UKPLab / sentence-transformers

State-of-the-Art Text Embeddings
https://www.sbert.net
Apache License 2.0
15.12k stars 2.46k forks source link

Abbreviation and Synonym #1397

Open Threepointone4 opened 2 years ago

Threepointone4 commented 2 years ago

What : How to support domain specific Abbreviation and Synonym when using a sentence transformer embedding model ?

Fine tuning would be one method, If yes then Can anyone tell what will be the best approach to go and if any other quick work around is there, that would really helpful.

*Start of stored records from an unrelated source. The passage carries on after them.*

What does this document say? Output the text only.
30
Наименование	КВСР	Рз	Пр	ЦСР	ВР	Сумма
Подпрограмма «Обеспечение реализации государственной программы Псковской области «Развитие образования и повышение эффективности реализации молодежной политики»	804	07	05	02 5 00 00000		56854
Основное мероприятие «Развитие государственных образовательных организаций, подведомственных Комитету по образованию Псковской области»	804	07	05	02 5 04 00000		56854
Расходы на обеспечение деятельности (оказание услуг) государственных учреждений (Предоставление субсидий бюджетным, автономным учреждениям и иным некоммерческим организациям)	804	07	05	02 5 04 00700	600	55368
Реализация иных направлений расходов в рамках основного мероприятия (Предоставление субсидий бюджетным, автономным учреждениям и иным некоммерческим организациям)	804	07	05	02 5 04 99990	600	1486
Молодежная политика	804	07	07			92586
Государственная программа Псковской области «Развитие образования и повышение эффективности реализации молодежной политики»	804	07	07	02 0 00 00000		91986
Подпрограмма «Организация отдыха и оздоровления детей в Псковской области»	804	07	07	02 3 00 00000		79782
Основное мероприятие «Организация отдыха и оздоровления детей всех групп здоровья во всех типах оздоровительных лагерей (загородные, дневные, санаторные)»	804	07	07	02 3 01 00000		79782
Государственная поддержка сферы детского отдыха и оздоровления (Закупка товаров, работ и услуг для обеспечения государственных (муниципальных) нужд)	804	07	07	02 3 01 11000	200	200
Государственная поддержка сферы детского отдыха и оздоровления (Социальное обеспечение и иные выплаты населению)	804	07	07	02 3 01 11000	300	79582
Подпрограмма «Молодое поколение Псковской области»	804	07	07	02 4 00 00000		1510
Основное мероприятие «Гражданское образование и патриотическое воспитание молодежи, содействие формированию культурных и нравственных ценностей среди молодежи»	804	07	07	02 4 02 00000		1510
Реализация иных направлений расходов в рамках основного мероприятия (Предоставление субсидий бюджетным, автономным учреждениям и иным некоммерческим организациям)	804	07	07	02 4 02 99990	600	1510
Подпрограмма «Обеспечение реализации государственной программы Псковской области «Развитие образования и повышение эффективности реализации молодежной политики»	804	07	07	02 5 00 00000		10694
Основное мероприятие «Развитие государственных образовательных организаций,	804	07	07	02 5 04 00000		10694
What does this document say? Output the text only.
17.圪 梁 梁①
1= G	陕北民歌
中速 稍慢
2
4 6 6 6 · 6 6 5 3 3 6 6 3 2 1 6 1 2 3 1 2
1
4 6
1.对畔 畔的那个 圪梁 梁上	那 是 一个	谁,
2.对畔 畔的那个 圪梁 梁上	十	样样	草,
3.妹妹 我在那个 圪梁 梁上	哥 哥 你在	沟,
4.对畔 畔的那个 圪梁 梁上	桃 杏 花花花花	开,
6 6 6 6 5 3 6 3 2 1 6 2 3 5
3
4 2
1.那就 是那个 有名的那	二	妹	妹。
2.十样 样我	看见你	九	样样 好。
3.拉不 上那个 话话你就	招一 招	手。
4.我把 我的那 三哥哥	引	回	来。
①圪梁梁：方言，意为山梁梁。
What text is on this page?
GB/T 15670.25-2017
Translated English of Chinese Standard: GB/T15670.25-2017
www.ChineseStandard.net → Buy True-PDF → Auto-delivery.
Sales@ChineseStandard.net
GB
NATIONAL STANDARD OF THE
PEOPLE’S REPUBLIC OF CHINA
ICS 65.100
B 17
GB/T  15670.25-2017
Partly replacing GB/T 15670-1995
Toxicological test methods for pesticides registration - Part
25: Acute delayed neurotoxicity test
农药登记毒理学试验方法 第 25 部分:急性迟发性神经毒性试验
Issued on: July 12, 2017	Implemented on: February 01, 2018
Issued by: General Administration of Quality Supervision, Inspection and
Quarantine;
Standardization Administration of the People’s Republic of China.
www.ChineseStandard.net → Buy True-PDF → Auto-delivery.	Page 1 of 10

nreimers commented 2 years ago

We are currently working on this, but it is in early research stage so I would expect to take 3-6 months before we have a good solution here.

Until then the best way would to have structured data on your domain like Question-Answer pairs.

Otherwise you can have a look at: https://arxiv.org/abs/2112.07577

For unsupervised domain adaptation.

When you have a list of synonyms, you can create text pairs my manually replacing the words and training on itself, i.e. you have pairs like: ("This is my example", "This is my expl")

If expl is an abbreviation for example

Threepointone4 commented 2 years ago

Understood. Thanks will try this also and let you know. One more option which i was trying converting everything into full form both in indexing and query time. Eg: what is IOT? -> what is internet of things? this will happen both in indexing and query time.

Bogdan1001 commented 1 year ago

Hey, do you've any updates about this? Is the solution been delivered?